1. Bar Speed Tells the Truth
If the weight flies up as fast on your last rep as it did on your first, you’ve got plenty left. Once the bar starts slowing - even slightly - you’re getting close to real failure. That’s usually around 1–3 reps in reserve (RIR) for most people and that’s where you want to live if your goal is muscle growth.
2. Breathing Becomes a Fight
When you’re truly pushing close to failure, your breathing pattern changes:
Early reps? Controlled, smooth, easy.
Last reps? You’re grinding, stabilising, bracing harder and it feels like WORK. If your breathing stays effortless from start to finish, chances are you didn’t go hard enough.

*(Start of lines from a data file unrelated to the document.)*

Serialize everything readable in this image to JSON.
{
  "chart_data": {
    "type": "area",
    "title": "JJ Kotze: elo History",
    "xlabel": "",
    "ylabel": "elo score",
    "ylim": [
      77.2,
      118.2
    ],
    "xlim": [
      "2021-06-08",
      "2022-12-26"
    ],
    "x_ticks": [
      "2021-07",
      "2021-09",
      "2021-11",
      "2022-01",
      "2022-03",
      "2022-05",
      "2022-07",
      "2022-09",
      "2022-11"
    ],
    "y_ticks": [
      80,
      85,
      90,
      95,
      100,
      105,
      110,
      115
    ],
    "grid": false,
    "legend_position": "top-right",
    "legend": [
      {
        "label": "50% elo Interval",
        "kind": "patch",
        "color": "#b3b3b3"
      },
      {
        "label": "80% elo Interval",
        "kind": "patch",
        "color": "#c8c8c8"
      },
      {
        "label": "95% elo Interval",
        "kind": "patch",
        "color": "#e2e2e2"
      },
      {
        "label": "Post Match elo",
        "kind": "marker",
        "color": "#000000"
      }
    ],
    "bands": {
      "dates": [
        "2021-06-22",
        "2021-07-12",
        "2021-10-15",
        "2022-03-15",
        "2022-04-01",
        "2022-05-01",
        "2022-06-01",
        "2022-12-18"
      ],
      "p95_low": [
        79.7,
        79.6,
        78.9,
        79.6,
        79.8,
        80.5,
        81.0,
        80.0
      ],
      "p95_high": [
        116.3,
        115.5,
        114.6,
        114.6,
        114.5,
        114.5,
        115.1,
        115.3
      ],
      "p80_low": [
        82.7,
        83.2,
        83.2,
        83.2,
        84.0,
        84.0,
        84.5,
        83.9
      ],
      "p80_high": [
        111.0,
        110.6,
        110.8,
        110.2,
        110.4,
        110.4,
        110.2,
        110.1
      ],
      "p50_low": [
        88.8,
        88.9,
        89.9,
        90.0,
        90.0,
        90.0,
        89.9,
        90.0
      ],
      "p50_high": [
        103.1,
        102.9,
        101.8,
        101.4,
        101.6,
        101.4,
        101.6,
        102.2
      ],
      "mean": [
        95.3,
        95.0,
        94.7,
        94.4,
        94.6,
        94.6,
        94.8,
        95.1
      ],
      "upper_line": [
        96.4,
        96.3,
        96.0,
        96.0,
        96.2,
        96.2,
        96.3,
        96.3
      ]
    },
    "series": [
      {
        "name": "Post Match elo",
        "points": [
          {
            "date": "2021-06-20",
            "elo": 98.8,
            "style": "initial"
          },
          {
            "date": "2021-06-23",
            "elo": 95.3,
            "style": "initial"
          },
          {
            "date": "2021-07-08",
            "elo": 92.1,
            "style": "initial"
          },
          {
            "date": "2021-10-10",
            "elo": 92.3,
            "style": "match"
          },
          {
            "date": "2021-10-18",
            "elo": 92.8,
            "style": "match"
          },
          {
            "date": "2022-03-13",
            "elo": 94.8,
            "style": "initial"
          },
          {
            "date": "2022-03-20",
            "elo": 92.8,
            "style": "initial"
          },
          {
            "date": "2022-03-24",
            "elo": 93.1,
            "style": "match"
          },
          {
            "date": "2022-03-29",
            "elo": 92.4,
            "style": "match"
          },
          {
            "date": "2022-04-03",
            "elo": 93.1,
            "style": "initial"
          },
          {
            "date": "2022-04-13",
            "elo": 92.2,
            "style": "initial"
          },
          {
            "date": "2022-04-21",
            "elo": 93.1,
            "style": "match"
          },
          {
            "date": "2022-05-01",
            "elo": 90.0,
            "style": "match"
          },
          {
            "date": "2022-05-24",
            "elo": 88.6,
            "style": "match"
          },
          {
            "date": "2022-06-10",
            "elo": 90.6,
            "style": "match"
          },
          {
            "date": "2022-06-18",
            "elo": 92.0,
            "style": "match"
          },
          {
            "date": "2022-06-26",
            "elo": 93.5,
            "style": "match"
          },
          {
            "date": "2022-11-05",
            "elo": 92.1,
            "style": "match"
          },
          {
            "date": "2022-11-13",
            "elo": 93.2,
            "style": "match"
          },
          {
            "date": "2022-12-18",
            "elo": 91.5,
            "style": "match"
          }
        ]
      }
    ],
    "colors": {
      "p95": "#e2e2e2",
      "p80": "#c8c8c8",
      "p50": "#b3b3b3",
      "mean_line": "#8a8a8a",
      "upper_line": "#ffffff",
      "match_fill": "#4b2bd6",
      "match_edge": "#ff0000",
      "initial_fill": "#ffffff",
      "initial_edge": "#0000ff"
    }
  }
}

3. Form Breakdown = False PRs
This one’s brutal but necessary.
If you’re cutting depth, bouncing the weight or using momentum just to hit a “target rep number,” you’re not testing strength or stimulating muscle with the highest degree of effectiveness. You’re just gaming the set. For real progress, keep form consistent across sessions.
4. Test Yourself on Purpose
Every few weeks, I deliberately push a set all the way to technical failure just to recalibrate my sense of effort. Most people underestimate how far they are from true failure - sometimes by 4, 5, even 6 reps!!
By intentionally taking one or two sets to the absolute limit, you’ll learn what real effort feels like… and how much harder you can actually push.
Final Takeaway
Training hard doesn’t always mean training to failure. If you can learn to spot the signs of being 1-2 reps away from your true limit, you’ll open yourself up to make better gains and greater recovery.